It's been such a long day. At times today I've been overcome with sadness - not sadness for what might have been, because I never let myself go there very much. It's sadness because I miss what was. I had something and I couldn't keep it simple. Can I control what I feel? Is that possible?
I miss my friend. It hasn't even been long enough to really miss him. It's just an empty spot that I thought would be filled longer. It's just the idea that I can't . . . .
During my planning time today, I just couldn't do anything. Did I make the right choice? Should I have done a better job at faking what I feel? Was I stupid to admit to my feelings? What are feelings anyway? Don't they just come and go? Was I acting like an idiot? Of course, I went immediately to "what's wrong with me?" Because I really want to know. I just don't get it. And I'm feeling embarrassed and stupid. I wasn't trying to have these stupid feelings, you know? In fact I prayed often during the last few months that they'd be taken away from me because I want the friend more. I feel like I want the friend more than anything else. But the stupid feelings kept hanging around. Why? And not only would the stupid feelings not go away, they kept getting in the way. I don't understand. What is my problem?
Does God give us feelings? Or does Satan do it to mess with us? How's a person supposed to know? Is the king of lies sitting over in the corner laughing because he got Erin again? Probably. I'm so tired of it. I want to be cold heartless woman. Wouldn't that be easier?
I'm so sick of crying. I don't want to care anymore. Why can't I lock and chain my heart so it doesn't hurt this way anymore?

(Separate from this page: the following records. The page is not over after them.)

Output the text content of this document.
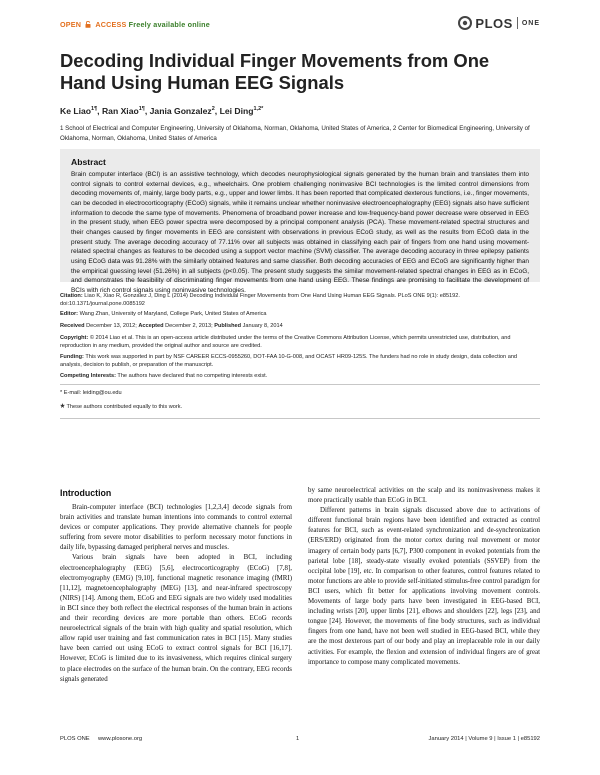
OPEN ACCESS Freely available online	PLOS ONE
Decoding Individual Finger Movements from One Hand Using Human EEG Signals
Ke Liao$^{1\P}$, Ran Xiao$^{1\P}$, Jania Gonzalez$^2$, Lei Ding$^{1,2*}$
1 School of Electrical and Computer Engineering, University of Oklahoma, Norman, Oklahoma, United States of America, 2 Center for Biomedical Engineering, University of Oklahoma, Norman, Oklahoma, United States of America
Abstract

Brain computer interface (BCI) is an assistive technology, which decodes neurophysiological signals generated by the human brain and translates them into control signals to control external devices, e.g., wheelchairs. One problem challenging noninvasive BCI technologies is the limited control dimensions from decoding movements of, mainly, large body parts, e.g., upper and lower limbs. It has been reported that complicated dexterous functions, i.e., finger movements, can be decoded in electrocorticography (ECoG) signals, while it remains unclear whether noninvasive electroencephalography (EEG) signals also have sufficient information to decode the same type of movements. Phenomena of broadband power increase and low-frequency-band power decrease were observed in EEG in the present study, when EEG power spectra were decomposed by a principal component analysis (PCA). These movement-related spectral structures and their changes caused by finger movements in EEG are consistent with observations in previous ECoG study, as well as the results from ECoG data in the present study. The average decoding accuracy of 77.11% over all subjects was obtained in classifying each pair of fingers from one hand using movement-related spectral changes as features to be decoded using a support vector machine (SVM) classifier. The average decoding accuracy in three epilepsy patients using ECoG data was 91.28% with the similarly obtained features and same classifier. Both decoding accuracies of EEG and ECoG are significantly higher than the empirical guessing level (51.26%) in all subjects (p<0.05). The present study suggests the similar movement-related spectral changes in EEG as in ECoG, and demonstrates the feasibility of discriminating finger movements from one hand using EEG. These findings are promising to facilitate the development of BCIs with rich control signals using noninvasive technologies.

Citation: Liao K, Xiao R, Gonzalez J, Ding L (2014) Decoding Individual Finger Movements from One Hand Using Human EEG Signals. PLoS ONE 9(1): e85192. doi:10.1371/journal.pone.0085192
Editor: Wang Zhan, University of Maryland, College Park, United States of America
Received December 13, 2012; Accepted December 2, 2013; Published January 8, 2014
Copyright: © 2014 Liao et al. This is an open-access article distributed under the terms of the Creative Commons Attribution License, which permits unrestricted use, distribution, and reproduction in any medium, provided the original author and source are credited.
Funding: This work was supported in part by NSF CAREER ECCS-0955260, DOT-FAA 10-G-008, and OCAST HR09-125S. The funders had no role in study design, data collection and analysis, decision to publish, or preparation of the manuscript.
Competing Interests: The authors have declared that no competing interests exist.
* E-mail: leiding@ou.edu
These authors contributed equally to this work.
Introduction

Brain-computer interface (BCI) technologies [1,2,3,4] decode signals from brain activities and translate human intentions into commands to control external devices or computer applications. They provide alternative channels for people suffering from severe motor disabilities to perform necessary motor functions in daily life, bypassing damaged peripheral nerves and muscles.

Various brain signals have been adopted in BCI, including electroencephalography (EEG) [5,6], electrocorticography (ECoG) [7,8], electromyography (EMG) [9,10], functional magnetic resonance imaging (fMRI) [11,12], magnetoencephalography (MEG) [13], and near-infrared spectroscopy (NIRS) [14]. Among them, ECoG and EEG signals are two widely used modalities in BCI since they both reflect the electrical responses of the human brain in actions and their recording devices are more portable than others. ECoG records neuroelectrical signals of the brain with high quality and spatial resolution, which allow rapid user training and fast communication rates in BCI [15]. Many studies have been carried out using ECoG to extract control signals for BCI [16,17]. However, ECoG is limited due to its invasiveness, which requires clinical surgery to place electrodes on the surface of the human brain. On the contrary, EEG records signals generated

by same neuroelectrical activities on the scalp and its noninvasiveness makes it more practically usable than ECoG in BCI.

Different patterns in brain signals discussed above due to activations of different functional brain regions have been identified and extracted as control features for BCI, such as event-related synchronization and de-synchronization (ERS/ERD) originated from the motor cortex during real movement or motor imagery of certain body parts [6,7], P300 component in evoked potentials from the parietal lobe [18], steady-state visually evoked potentials (SSVEP) from the occipital lobe [19], etc. In comparison to other features, control features related to motor functions are able to provide self-initiated stimulus-free control paradigm for BCI users, which fit better for applications involving movement controls. Movements of large body parts have been investigated in EEG-based BCI, including wrists [20], upper limbs [21], elbows and shoulders [22], legs [23], and tongue [24]. However, the movements of fine body structures, such as individual fingers from one hand, have not been well studied in EEG-based BCI, while they are the most dexterous part of our body and play an irreplaceable role in our daily activities. For example, the flexion and extension of individual fingers are of great importance to compose many complicated movements.

PLOS ONE www.plosone.org	1	January 2014 | Volume 9 | Issue 1 | e85192
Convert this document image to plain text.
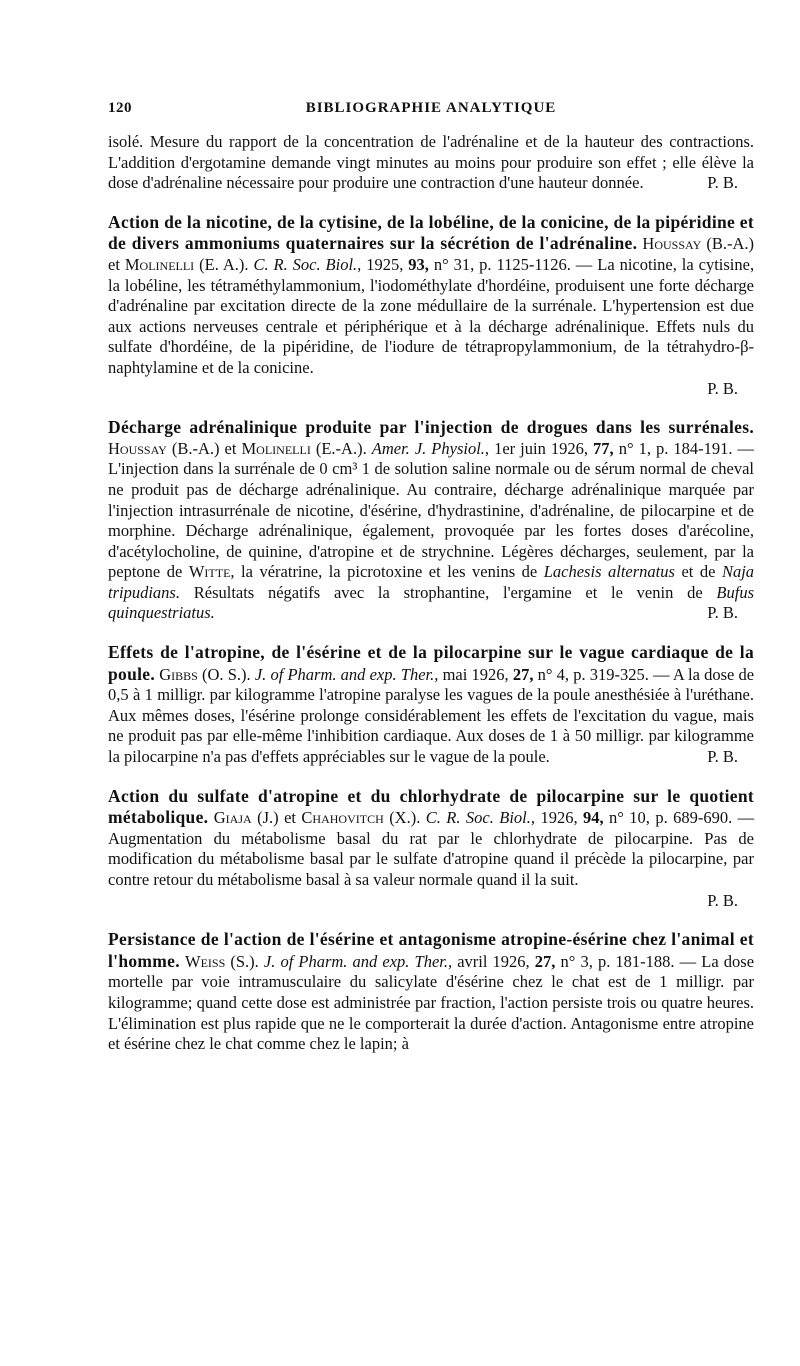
120	BIBLIOGRAPHIE ANALYTIQUE

isolé. Mesure du rapport de la concentration de l'adrénaline et de la hauteur des contractions. L'addition d'ergotamine demande vingt minutes au moins pour produire son effet ; elle élève la dose d'adrénaline nécessaire pour produire une contraction d'une hauteur donnée.	P. B.

Action de la nicotine, de la cytisine, de la lobéline, de la conicine, de la pipéridine et de divers ammoniums quaternaires sur la sécrétion de l'adrénaline. Houssay (B.-A.) et Molinelli (E. A.). C. R. Soc. Biol., 1925, 93, n° 31, p. 1125-1126. — La nicotine, la cytisine, la lobéline, les tétraméthylammonium, l'iodométhylate d'hordéine, produisent une forte décharge d'adrénaline par excitation directe de la zone médullaire de la surrénale. L'hypertension est due aux actions nerveuses centrale et périphérique et à la décharge adrénalinique. Effets nuls du sulfate d'hordéine, de la pipéridine, de l'iodure de tétrapropylammonium, de la tétrahydro-β-naphtylamine et de la conicine.
P. B.

Décharge adrénalinique produite par l'injection de drogues dans les surrénales. Houssay (B.-A.) et Molinelli (E.-A.). Amer. J. Physiol., 1er juin 1926, 77, n° 1, p. 184-191. — L'injection dans la surrénale de 0 cm³ 1 de solution saline normale ou de sérum normal de cheval ne produit pas de décharge adrénalinique. Au contraire, décharge adrénalinique marquée par l'injection intrasurrénale de nicotine, d'ésérine, d'hydrastinine, d'adrénaline, de pilocarpine et de morphine. Décharge adrénalinique, également, provoquée par les fortes doses d'arécoline, d'acétylocholine, de quinine, d'atropine et de strychnine. Légères décharges, seulement, par la peptone de Witte, la vératrine, la picrotoxine et les venins de Lachesis alternatus et de Naja tripudians. Résultats négatifs avec la strophantine, l'ergamine et le venin de Bufus quinquestriatus.	P. B.

Effets de l'atropine, de l'ésérine et de la pilocarpine sur le vague cardiaque de la poule. Gibbs (O. S.). J. of Pharm. and exp. Ther., mai 1926, 27, n° 4, p. 319-325. — A la dose de 0,5 à 1 milligr. par kilogramme l'atropine paralyse les vagues de la poule anesthésiée à l'uréthane. Aux mêmes doses, l'ésérine prolonge considérablement les effets de l'excitation du vague, mais ne produit pas par elle-même l'inhibition cardiaque. Aux doses de 1 à 50 milligr. par kilogramme la pilocarpine n'a pas d'effets appréciables sur le vague de la poule.	P. B.

Action du sulfate d'atropine et du chlorhydrate de pilocarpine sur le quotient métabolique. Giaja (J.) et Chahovitch (X.). C. R. Soc. Biol., 1926, 94, n° 10, p. 689-690. — Augmentation du métabolisme basal du rat par le chlorhydrate de pilocarpine. Pas de modification du métabolisme basal par le sulfate d'atropine quand il précède la pilocarpine, par contre retour du métabolisme basal à sa valeur normale quand il la suit.
P. B.

Persistance de l'action de l'ésérine et antagonisme atropine-ésérine chez l'animal et l'homme. Weiss (S.). J. of Pharm. and exp. Ther., avril 1926, 27, n° 3, p. 181-188. — La dose mortelle par voie intramusculaire du salicylate d'ésérine chez le chat est de 1 milligr. par kilogramme; quand cette dose est administrée par fraction, l'action persiste trois ou quatre heures. L'élimination est plus rapide que ne le comporterait la durée d'action. Antagonisme entre atropine et ésérine chez le chat comme chez le lapin; à
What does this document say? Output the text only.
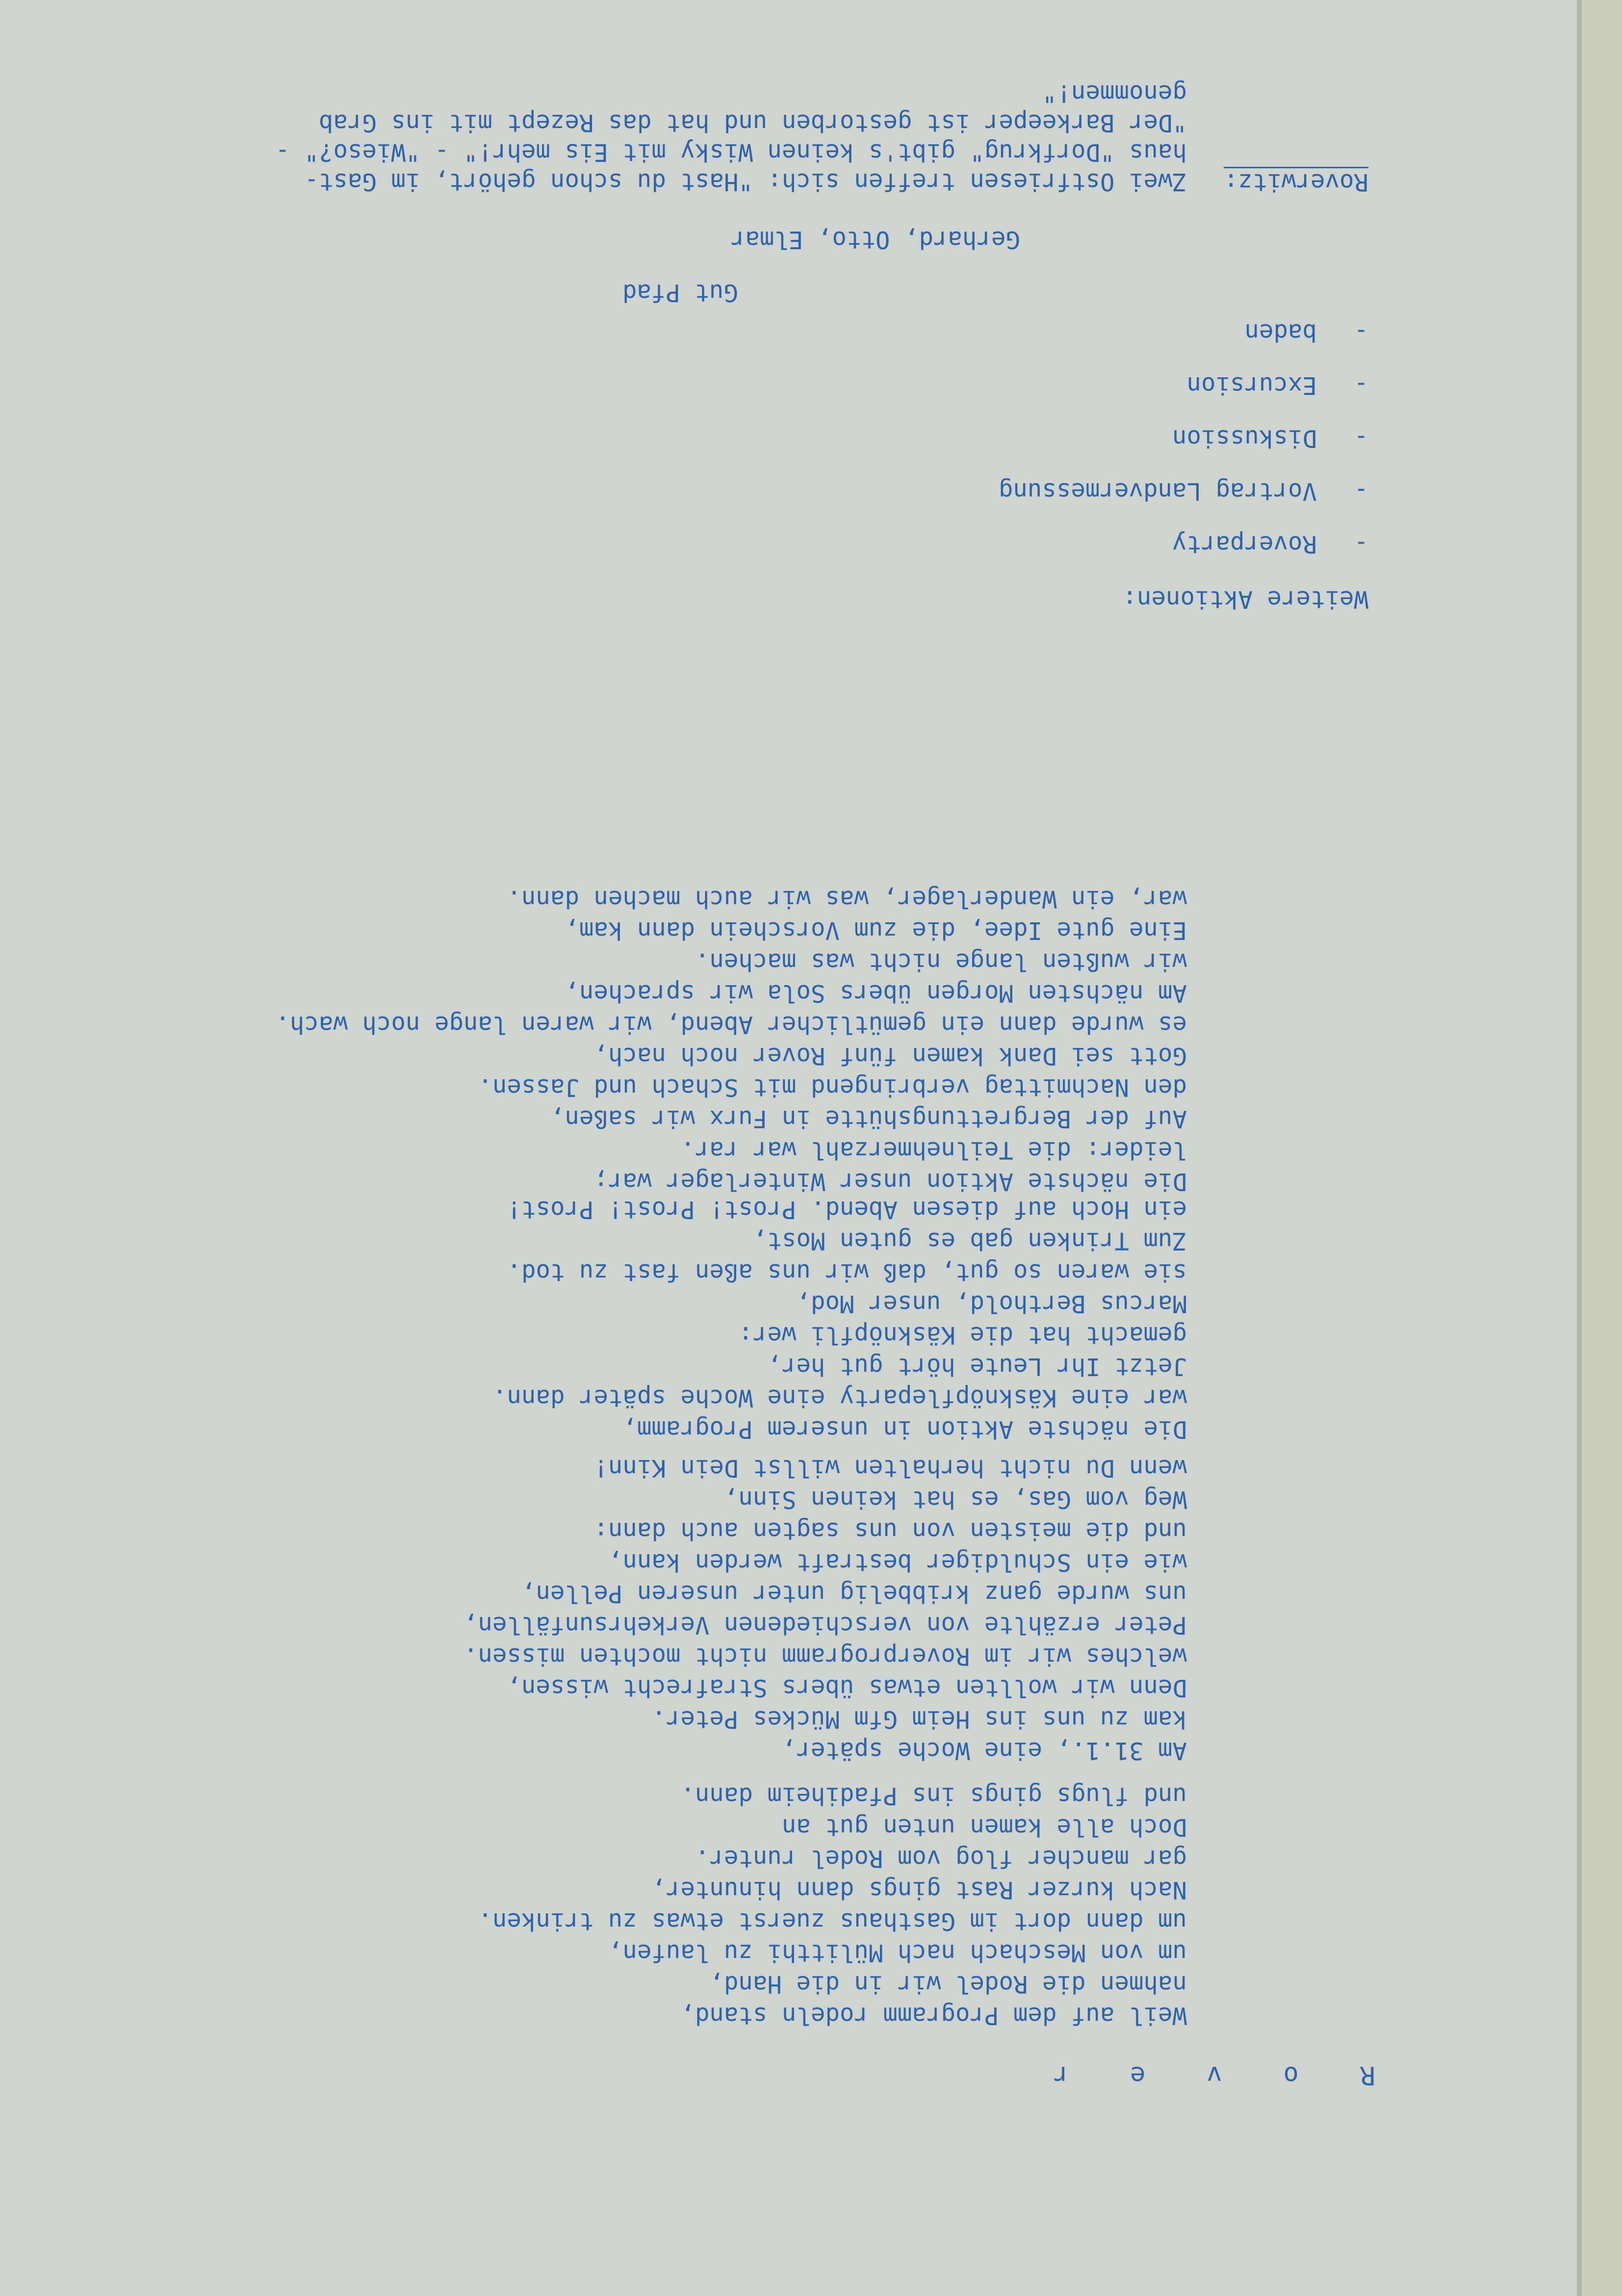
R o v e r
Weil auf dem Programm rodeln stand,
nahmen die Rodel wir in die Hand,
um von Meschach nach Mülitthi zu laufen,
um dann dort im Gasthaus zuerst etwas zu trinken.
Nach kurzer Rast gings dann hinunter,
gar mancher flog vom Rodel runter.
Doch alle kamen unten gut an
und flugs gings ins Pfadiheim dann.
Am 31.1., eine Woche später,
kam zu uns ins Heim Gfm Mückes Peter.
Denn wir wollten etwas übers Strafrecht wissen,
welches wir im Roverprogramm nicht mochten missen.
Peter erzählte von verschiedenen Verkehrsunfällen,
uns wurde ganz kribbelig unter unseren Pellen,
wie ein Schuldiger bestraft werden kann,
und die meisten von uns sagten auch dann:
Weg vom Gas, es hat keinen Sinn,
wenn Du nicht herhalten willst Dein Kinn!
Die nächste Aktion in unserem Programm,
war eine Käsknöpfleparty eine Woche später dann.
Jetzt Ihr Leute hört gut her,
gemacht hat die Käsknöpfli wer:
Marcus Berthold, unser Mod,
sie waren so gut, daß wir uns aßen fast zu tod.
Zum Trinken gab es guten Most,
ein Hoch auf diesen Abend. Prost! Prost! Prost!
Die nächste Aktion unser Winterlager war;
leider: die Teilnehmerzahl war rar.
Auf der Bergrettungshütte in Furx wir saßen,
den Nachmittag verbringend mit Schach und Jassen.
Gott sei Dank kamen fünf Rover noch nach,
es wurde dann ein gemütlicher Abend, wir waren lange noch wach.
Am nächsten Morgen übers Sola wir sprachen,
wir wußten lange nicht was machen.
Eine gute Idee, die zum Vorschein dann kam,
war, ein Wanderlager, was wir auch machen dann.
Weitere Aktionen:
-Roverparty
-Vortrag Landvermessung
-Diskussion
-Excursion
-baden
Gut Pfad
Gerhard, Otto, Elmar
Roverwitz:
Zwei Ostfriesen treffen sich: "Hast du schon gehört, im Gast-
haus "Dorfkrug" gibt's keinen Wisky mit Eis mehr!" - "Wieso?" -
"Der Barkeeper ist gestorben und hat das Rezept mit ins Grab
genommen!"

And you know the dumbest thing of all? I'm writing this for you. I want you to know that I want you as my friend. But I can't write to you, because I said I'd let go. I don't know if you're even reading this or not. I feel the same way I did after our 5 am chat. I want the friendship. I don't want to give that up. I'm so sorry that I'm such an idiot.
1 comment:
I bet he reads it. I hope for his sake that he does. Although I'm not him, or even A him, and although I don't know you very well at all, one day maybe we'll get to talk and I can tell you what I know about people. My world, while similar in some ways, is vastly different in most ways from yours.